1. Die für die dienstliche Beurteilung von Beamten entwickelten Grundsätze sind hinsichtlich ihres Inhalts und des bei ihrer Erstellung zu beachtenden Verfahrens sinngemäß auch auf Angestellte des öffentlichen Dienstes anwendbar. (Anschluss an BAG v. 24.1.2007, 4 AZR 629/06).
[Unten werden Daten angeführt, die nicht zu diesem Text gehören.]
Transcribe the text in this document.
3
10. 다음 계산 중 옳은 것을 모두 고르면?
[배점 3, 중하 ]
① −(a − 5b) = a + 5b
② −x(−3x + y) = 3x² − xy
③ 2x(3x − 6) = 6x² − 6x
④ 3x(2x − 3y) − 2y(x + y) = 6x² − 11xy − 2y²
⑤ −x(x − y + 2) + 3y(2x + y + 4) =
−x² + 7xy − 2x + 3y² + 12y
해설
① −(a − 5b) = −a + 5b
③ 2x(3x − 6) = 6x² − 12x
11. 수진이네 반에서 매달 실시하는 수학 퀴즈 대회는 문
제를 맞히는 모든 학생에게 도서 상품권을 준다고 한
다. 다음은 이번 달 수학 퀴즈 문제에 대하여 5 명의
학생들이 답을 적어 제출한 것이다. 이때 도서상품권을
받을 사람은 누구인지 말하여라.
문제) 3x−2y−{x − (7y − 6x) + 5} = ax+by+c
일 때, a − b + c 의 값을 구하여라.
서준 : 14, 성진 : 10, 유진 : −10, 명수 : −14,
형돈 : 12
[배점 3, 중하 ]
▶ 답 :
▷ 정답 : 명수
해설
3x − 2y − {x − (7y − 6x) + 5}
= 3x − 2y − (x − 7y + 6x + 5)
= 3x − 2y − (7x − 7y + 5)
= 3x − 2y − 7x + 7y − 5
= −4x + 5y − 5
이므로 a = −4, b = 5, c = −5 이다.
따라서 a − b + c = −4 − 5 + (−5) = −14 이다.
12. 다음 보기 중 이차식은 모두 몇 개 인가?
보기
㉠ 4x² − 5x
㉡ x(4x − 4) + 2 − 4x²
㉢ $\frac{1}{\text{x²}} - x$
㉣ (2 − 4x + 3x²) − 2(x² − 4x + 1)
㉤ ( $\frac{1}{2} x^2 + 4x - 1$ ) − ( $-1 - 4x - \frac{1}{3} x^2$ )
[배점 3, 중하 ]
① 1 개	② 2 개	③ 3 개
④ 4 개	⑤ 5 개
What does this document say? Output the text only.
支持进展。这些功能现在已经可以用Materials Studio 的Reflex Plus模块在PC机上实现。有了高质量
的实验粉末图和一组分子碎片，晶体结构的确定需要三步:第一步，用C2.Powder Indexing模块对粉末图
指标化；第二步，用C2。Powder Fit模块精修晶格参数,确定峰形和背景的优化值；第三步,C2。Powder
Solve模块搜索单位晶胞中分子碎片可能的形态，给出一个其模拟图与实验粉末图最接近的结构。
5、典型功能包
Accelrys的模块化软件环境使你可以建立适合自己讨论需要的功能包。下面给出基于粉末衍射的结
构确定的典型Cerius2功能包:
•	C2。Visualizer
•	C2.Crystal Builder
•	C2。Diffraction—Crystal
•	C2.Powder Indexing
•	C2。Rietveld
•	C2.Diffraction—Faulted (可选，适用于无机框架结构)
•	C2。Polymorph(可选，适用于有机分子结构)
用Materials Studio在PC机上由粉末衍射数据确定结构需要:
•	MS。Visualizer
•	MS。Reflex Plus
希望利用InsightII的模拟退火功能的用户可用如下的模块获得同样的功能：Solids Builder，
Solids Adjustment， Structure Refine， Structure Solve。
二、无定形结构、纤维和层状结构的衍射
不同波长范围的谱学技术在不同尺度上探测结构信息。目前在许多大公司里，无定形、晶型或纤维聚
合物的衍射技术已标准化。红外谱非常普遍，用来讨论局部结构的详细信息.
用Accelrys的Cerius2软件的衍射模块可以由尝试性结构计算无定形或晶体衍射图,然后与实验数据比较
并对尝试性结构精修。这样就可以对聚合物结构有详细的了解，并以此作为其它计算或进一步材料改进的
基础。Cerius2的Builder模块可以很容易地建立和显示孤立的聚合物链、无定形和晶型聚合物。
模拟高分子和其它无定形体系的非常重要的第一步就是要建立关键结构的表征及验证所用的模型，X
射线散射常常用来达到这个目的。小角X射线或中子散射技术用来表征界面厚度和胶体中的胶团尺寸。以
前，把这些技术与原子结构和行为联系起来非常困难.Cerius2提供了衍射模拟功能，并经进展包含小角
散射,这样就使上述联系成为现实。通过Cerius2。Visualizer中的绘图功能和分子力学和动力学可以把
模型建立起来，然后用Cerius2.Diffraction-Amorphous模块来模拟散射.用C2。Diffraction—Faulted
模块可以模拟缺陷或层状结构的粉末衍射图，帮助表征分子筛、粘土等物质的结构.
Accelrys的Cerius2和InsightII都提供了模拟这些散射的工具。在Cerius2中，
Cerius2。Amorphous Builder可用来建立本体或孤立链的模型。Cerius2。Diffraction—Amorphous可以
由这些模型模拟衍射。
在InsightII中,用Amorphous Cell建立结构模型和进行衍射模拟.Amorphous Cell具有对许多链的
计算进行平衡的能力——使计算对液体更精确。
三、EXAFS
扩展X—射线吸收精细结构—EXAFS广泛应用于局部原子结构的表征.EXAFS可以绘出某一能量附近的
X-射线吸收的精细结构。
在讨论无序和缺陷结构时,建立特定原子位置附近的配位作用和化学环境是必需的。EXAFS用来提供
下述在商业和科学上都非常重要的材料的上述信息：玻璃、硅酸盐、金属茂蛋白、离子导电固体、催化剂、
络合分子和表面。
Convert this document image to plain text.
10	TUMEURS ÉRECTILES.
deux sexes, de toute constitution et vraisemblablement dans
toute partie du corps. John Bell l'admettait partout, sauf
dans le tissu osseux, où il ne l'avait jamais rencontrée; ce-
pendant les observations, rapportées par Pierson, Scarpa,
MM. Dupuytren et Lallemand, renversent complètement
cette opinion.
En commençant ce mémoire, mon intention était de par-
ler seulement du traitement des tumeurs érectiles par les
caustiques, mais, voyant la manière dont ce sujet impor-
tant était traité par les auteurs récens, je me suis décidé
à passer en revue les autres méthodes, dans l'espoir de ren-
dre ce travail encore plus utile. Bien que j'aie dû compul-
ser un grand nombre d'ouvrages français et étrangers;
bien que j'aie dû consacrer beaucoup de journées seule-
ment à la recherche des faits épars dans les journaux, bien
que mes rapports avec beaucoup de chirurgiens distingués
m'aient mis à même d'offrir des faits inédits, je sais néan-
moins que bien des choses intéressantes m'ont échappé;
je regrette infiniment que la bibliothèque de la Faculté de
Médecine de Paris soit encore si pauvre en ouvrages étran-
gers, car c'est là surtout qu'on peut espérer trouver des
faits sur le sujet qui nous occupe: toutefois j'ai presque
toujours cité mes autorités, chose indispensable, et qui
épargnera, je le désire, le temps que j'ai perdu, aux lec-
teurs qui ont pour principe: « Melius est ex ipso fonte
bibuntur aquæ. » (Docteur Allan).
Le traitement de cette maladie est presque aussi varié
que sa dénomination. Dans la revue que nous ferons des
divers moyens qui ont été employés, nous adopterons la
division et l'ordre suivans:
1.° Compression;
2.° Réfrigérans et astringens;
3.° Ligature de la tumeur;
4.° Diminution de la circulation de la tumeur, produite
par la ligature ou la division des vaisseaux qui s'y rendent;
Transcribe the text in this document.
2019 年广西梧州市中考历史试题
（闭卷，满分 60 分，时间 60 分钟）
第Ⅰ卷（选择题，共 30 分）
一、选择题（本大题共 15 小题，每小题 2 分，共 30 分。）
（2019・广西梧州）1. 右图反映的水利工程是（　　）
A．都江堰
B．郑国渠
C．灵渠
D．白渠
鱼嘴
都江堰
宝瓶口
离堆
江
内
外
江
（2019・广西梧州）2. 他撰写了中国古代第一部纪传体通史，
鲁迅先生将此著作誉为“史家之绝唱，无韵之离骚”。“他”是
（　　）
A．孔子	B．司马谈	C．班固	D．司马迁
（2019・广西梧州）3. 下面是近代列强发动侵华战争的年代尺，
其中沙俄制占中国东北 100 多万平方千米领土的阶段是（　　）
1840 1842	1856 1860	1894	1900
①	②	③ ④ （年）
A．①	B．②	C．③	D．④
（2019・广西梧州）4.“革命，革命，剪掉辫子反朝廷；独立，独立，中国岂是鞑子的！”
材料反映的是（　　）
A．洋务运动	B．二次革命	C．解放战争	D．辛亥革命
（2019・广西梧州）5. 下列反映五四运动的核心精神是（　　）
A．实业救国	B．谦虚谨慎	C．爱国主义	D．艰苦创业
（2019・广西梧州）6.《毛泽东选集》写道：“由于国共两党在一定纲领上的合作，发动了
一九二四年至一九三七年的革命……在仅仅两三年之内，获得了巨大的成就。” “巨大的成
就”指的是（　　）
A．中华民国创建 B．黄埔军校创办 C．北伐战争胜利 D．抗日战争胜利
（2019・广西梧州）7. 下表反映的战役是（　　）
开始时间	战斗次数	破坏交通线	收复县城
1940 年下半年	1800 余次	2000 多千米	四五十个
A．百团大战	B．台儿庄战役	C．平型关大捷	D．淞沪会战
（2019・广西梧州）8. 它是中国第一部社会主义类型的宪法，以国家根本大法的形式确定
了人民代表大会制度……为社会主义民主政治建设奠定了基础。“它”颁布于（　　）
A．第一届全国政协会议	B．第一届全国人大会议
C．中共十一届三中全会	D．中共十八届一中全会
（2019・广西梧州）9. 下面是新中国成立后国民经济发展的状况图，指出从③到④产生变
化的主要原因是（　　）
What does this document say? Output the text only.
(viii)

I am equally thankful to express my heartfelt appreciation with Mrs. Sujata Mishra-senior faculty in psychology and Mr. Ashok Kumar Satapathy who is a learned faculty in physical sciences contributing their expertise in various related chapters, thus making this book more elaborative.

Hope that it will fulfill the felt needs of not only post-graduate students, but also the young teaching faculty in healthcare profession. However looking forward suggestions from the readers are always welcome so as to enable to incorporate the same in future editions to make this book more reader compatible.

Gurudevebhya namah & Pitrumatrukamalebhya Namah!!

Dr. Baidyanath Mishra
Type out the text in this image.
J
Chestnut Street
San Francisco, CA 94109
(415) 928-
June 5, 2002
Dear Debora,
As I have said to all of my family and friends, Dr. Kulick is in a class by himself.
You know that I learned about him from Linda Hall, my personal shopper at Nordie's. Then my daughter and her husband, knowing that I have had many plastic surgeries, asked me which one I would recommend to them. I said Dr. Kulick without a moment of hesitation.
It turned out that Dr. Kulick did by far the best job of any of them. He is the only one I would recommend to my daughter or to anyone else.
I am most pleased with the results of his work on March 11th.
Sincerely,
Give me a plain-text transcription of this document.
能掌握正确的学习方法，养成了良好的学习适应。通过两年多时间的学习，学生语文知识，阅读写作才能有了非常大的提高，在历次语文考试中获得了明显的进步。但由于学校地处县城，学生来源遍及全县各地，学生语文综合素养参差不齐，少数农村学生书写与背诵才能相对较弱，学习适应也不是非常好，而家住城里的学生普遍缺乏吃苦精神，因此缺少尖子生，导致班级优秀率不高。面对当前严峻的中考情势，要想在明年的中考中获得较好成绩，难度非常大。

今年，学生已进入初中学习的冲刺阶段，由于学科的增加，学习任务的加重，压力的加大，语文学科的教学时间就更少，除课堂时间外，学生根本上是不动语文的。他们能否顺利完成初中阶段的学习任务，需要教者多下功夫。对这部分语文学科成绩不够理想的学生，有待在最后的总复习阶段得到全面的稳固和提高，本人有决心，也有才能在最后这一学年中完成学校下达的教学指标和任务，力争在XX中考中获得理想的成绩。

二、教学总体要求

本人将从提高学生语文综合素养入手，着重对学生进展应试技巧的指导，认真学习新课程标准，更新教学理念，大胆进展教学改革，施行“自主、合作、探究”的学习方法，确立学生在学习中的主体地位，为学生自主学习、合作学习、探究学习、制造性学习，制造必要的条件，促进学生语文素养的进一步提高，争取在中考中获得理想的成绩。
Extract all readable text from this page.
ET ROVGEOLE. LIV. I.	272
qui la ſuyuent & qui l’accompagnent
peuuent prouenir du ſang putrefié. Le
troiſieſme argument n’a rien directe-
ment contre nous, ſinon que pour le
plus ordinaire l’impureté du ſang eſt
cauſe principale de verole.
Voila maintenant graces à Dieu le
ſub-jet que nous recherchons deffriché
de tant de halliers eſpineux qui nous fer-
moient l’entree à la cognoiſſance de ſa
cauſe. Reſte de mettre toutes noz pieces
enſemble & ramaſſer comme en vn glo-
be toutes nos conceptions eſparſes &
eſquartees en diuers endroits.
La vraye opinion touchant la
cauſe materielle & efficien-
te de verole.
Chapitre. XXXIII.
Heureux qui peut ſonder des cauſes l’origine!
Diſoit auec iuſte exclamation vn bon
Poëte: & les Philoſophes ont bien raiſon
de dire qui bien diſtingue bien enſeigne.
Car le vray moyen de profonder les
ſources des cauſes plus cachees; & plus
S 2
2. Es liegt nicht in der Kompetenz des Gerichts, die von einem Arbeitgeber des öffentlichen Dienstes im Rahmen einer dienstlichen Beurteilung vorgenommenen Bewertungen durch eine eigene Bewertung zu ersetzen. Dies gilt für Teilbewertungen/Teilnoten ebenso wie für die Schlussbewertung oder Endnote.

3. Rechtsschutzziel einer Klage gegen eine dienstliche Beurteilung kann daher grundsätzlich nur die Verurteilung des Arbeitgebers zur Neuvornahme der Beurteilung sein.

4. Anders als ein (Zwischen-) Zeugnis dient eine dienstliche Beurteilung im öffentlichen Dienst nicht der Außendarstellung, sondern lediglich dem internen Verwaltungsgebrauch zur Feststellung der Verwendungsmöglichkeiten des Angestellten einschließlich einer sachlich und rechtlich richtigen Auslese bei Beförderungsentscheidungen und ggf. zur Bemessung leistungsbezogener Entgelte.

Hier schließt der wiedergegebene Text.